Despite the government’s generous spending on cleanups, degradation of China’s water resources is having a serious impact on the costs and competitiveness of high-tech manufacturers operating there.
Sony Chemical and Information Device, a Sony group company producing printed circuit boards in central China, said it outsourced a process to produce pure water from recycled wastewater to a filter maker of Asahi Kasei group this year as it was unable to cope with rapidly degrading water resources.
“We couldn’t have carried on our business if we had maintained the status quo,” said a company spokeswoman.
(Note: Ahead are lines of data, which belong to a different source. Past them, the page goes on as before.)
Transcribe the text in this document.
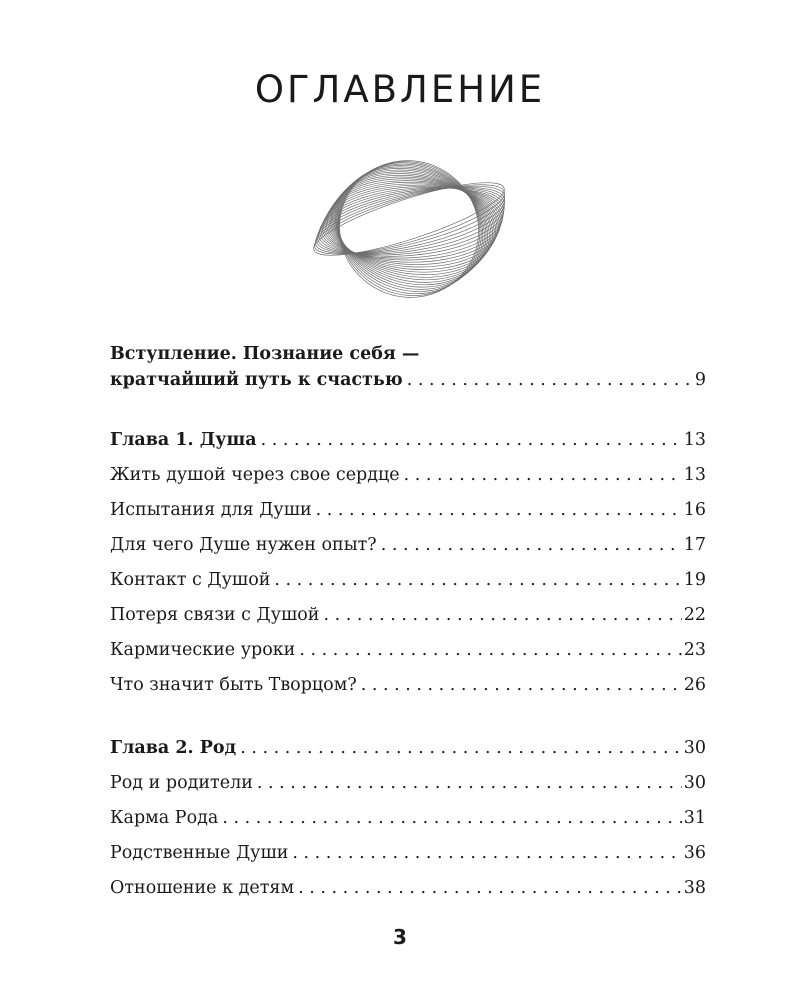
ОГЛАВЛЕНИЕ
Вступление. Познание себя —
кратчайший путь к счастью . . .	9
Глава 1. Душа . . .	13
Жить душой через свое сердце . . .	13
Испытания для Души . . .	16
Для чего Душе нужен опыт? . . .	17
Контакт с Душой . . .	19
Потеря связи с Душой . . .	22
Кармические уроки . . .	23
Что значит быть Творцом? . . .	26
Глава 2. Род . . .	30
Род и родители . . .	30
Карма Рода . . .	31
Родственные Души . . .	36
Отношение к детям . . .	38
3
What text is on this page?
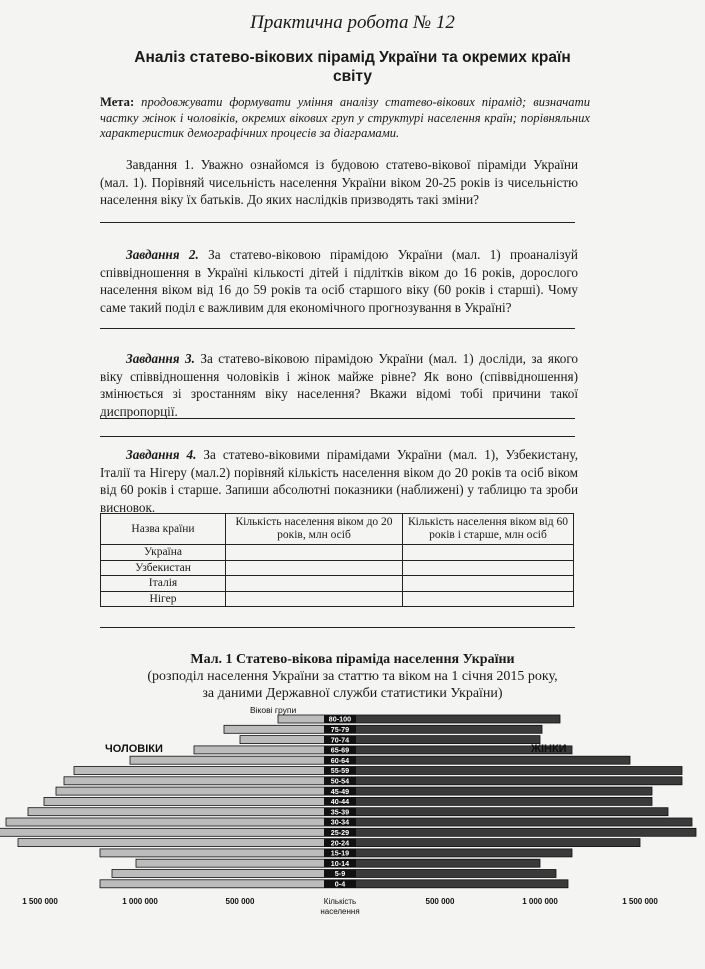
Практична робота № 12
Аналіз статево-вікових пірамід України та окремих країн світу
Мета: продовжувати формувати уміння аналізу статево-вікових пірамід; визначати частку жінок і чоловіків, окремих вікових груп у структурі населення країн; порівняльних характеристик демографічних процесів за діаграмами.
Завдання 1. Уважно ознайомся із будовою статево-вікової піраміди України (мал. 1). Порівняй чисельність населення України віком 20-25 років із чисельністю населення віку їх батьків. До яких наслідків призводять такі зміни?
Завдання 2. За статево-віковою пірамідою України (мал. 1) проаналізуй співвідношення в Україні кількості дітей і підлітків віком до 16 років, дорослого населення віком від 16 до 59 років та осіб старшого віку (60 років і старші). Чому саме такий поділ є важливим для економічного прогнозування в Україні?
Завдання 3. За статево-віковою пірамідою України (мал. 1) досліди, за якого віку співвідношення чоловіків і жінок майже рівне? Як воно (співвідношення) змінюється зі зростанням віку населення? Вкажи відомі тобі причини такої диспропорції.
Завдання 4. За статево-віковими пірамідами України (мал. 1), Узбекистану, Італії та Нігеру (мал.2) порівняй кількість населення віком до 20 років та осіб віком від 60 років і старше. Запиши абсолютні показники (наближені) у таблицю та зроби висновок.
Назва країни	Кількість населення віком до 20 років, млн осіб	Кількість населення віком від 60 років і старше, млн осіб
Україна		
Узбекистан		
Італія		
Нігер		
Мал. 1 Статево-вікова піраміда населення України
(розподіл населення України за статтю та віком на 1 січня 2015 року,
за даними Державної служби статистики України)
Вікові групи
80-100
75-79
70-74
65-69
60-64
55-59
50-54
45-49
40-44
35-39
30-34
25-29
20-24
15-19
10-14
5-9
0-4
ЧОЛОВІКИ	ЖІНКИ
1 500 000	1 000 000	500 000	500 000	1 000 000	1 500 000
Кількість
населення
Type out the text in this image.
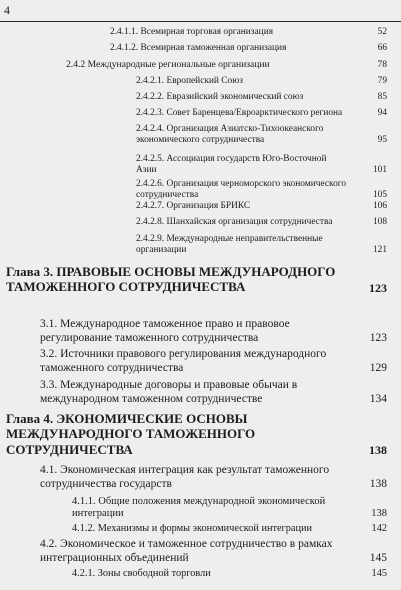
4
2.4.1.1. Всемирная торговая организация	52
2.4.1.2. Всемирная таможенная организация	66
2.4.2 Международные региональные организации	78
2.4.2.1. Европейский Союз	79
2.4.2.2. Евразийский экономический союз	85
2.4.2.3. Совет Баренцева/Евроарктического региона	94
2.4.2.4. Организация Азиатско-Тихоокеанского экономического сотрудничества	95
2.4.2.5. Ассоциация государств Юго-Восточной Азии	101
2.4.2.6. Организация черноморского экономического сотрудничества	105
2.4.2.7. Организация БРИКС	106
2.4.2.8. Шанхайская организация сотрудничества	108
2.4.2.9. Международные неправительственные организации	121
Глава 3. ПРАВОВЫЕ ОСНОВЫ МЕЖДУНАРОДНОГО ТАМОЖЕННОГО СОТРУДНИЧЕСТВА	123
3.1. Международное таможенное право и правовое регулирование таможенного сотрудничества	123
3.2. Источники правового регулирования международного таможенного сотрудничества	129
3.3. Международные договоры и правовые обычаи в международном таможенном сотрудничестве	134
Глава 4. ЭКОНОМИЧЕСКИЕ ОСНОВЫ МЕЖДУНАРОДНОГО ТАМОЖЕННОГО СОТРУДНИЧЕСТВА	138
4.1. Экономическая интеграция как результат таможенного сотрудничества государств	138
4.1.1. Общие положения международной экономической интеграции	138
4.1.2. Механизмы и формы экономической интеграции	142
4.2. Экономическое и таможенное сотрудничество в рамках интеграционных объединений	145
4.2.1. Зоны свободной торговли	145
Marubeni last month took a 30 percent stake in China’s 9th-biggest wastewater treatment company, and plans to expand its customer base five times to 10 million over the next few years.
Sojitz Corp said it is looking to provide wastewater recycling services to Japanese companies operating in China.
“We also aim to win at least one concession contract in China a year,” said Atsushi Kato, assistant general manager at Sojitz.
Mitsui last year bought a water engineering and treatment company in Mexico, while Itochu in August took part in a $3.2 billion desalination plant in Australia. Mitsubishi owns 50 percent of Manila Water Co in the Philippines.
But some officials see a long, tough road to becoming major international water players as the market has long been dominated by French groups Veolia and Suez. To date, only about 5 percent of the global water market has been privatised.
They say partnerships with global majors or acquisitions of local water companies are key to jumping into the business.
Filter makers such as Toray, Asahi Kasei, Nitto Denko and Mitsubishi Rayon, which own cutting-edge technologies in ceramic microfiltration membranes for desalination, are also keen to tap the market as plant operators rather than just parts suppliers.